Be Careful What You Wish For

By David A. Oatis, director, Northeast Region
June 6, 2012

Most of the turf I have observed in recent weeks has been performing well. Root development has been stronger than normal and cool-season brown patch and Waitea patch that was evident a few weeks ago seems to have subsided. Not surprisingly, the biggest problem I have seen and heard reported involves feeding damage from annual bluegrass weevil, but even that has been less significant than in the past. Thus, for most courses, it has been a good spring and a good start to the season. 

Unfortunately, there are always some exceptions. For instance, winter injury was experienced in a few parts of southern Canada just north of Toronto and on fairways in the Montreal area. In other areas, drought conditions continue Where rainfall has been heavy, fortunately, temperatures have remained moderate. Some courses may be wet, but for the most part turf is still performing well. 

Undoubtedly, temperatures will rise in the coming weeks, and our traditional disease problems, namely summer patch and anthracnose, will likely begin to show themselves. The wet weather certainly can be a predisposing factor to the emergence of both diseases, and if rain continues, various Pythium problems will also begin to show up. All that is required is a stretch of really hot weather to cause turfgrass root systems to die back and increase disease pressure. 

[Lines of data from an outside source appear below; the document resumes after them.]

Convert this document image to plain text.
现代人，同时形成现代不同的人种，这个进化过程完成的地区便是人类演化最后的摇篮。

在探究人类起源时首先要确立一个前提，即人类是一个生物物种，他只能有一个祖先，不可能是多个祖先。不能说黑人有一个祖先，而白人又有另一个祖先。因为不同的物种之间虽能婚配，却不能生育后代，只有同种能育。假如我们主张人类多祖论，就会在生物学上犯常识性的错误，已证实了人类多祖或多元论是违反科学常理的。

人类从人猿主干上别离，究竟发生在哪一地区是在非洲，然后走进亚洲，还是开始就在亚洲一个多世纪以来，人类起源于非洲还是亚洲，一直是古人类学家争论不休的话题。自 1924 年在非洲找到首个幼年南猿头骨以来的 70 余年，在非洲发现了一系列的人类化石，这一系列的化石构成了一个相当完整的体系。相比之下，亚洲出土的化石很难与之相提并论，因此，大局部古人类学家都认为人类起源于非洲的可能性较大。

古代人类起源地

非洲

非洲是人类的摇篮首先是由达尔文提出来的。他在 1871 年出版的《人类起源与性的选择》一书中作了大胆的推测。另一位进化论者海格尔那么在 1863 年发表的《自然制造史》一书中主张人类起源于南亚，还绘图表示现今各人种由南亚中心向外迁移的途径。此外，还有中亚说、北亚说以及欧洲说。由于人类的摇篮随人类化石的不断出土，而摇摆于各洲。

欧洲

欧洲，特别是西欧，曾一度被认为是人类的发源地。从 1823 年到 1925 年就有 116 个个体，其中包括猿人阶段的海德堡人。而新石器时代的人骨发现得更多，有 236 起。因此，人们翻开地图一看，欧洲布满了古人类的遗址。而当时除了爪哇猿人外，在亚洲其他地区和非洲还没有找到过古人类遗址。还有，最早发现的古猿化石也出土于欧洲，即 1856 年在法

  • Most of the courses I visit are now using soil moisture meters with great success. If you have not purchased a moisture meter, do so as soon as the budget allows. These tools eliminate subjectivity when assessing soil moisture and they are rapidly becoming one of the most important tools for golf course superintendents and their staff. Used correctly, soil moisture meters can make everyone better water managers.
  • Between the extreme weather conditions, i.e., rain, heat, floods, etc., we have experienced in the last couple of years, more courses are installing drainage and/or deeply modifying soil-based putting greens. The benefits of such work have been clearly evident with improved drainage and better turf health following recent rainfall events this year. If you don’t have internal drainage in your soil-based greens and/or have not deeply modified them with sand, you may want to consider this for the future as it is paying dividends for those that have. 
  • I have already visited several courses this year that removed a significant numbers of trees this past winter. For those that have done so, keep in mind that greens often suffer additional stress and wilt more quickly during the first season after extensive tree work has been performed. The radical change in the growing environment is similar to moving the green several hundred miles south, and it will take the turf some time to adjust. In the meantime, be prepared to hand water and syringe more frequently. The change to more air movement and a sun-filled environment ultimately will benefit the turf, but it will take time before the turf completely adjusts.  

Northeast agronomists will help conduct a variety of USGA National Championships this year including the Women’s Amateur Public Links at Neshanic Valley Golf Club in Neshanic Station, N.J. (June 18-23), the U.S. Women’s Open at Blackwolf Run in Kohler, Wis. (July 5-8), the U.S. Junior Amateur at the Golf Club of New England in Stratham, N.H. (July 16-21), the Men’s State Team at Galloway National Golf Club in Galloway, N.J. ( Sept. 19-21) and the Senior Amateur at Mountain Ridge Country Club in West Caldwell, N.J. (Sept. 29-Oct. 4). If you find yourself at one of these championships, be sure to say “hello” and if you have time help your fellow superintendents out by volunteering or allowing some of your staff to volunteer. Working at a national championship is an enjoyable and rewarding experience.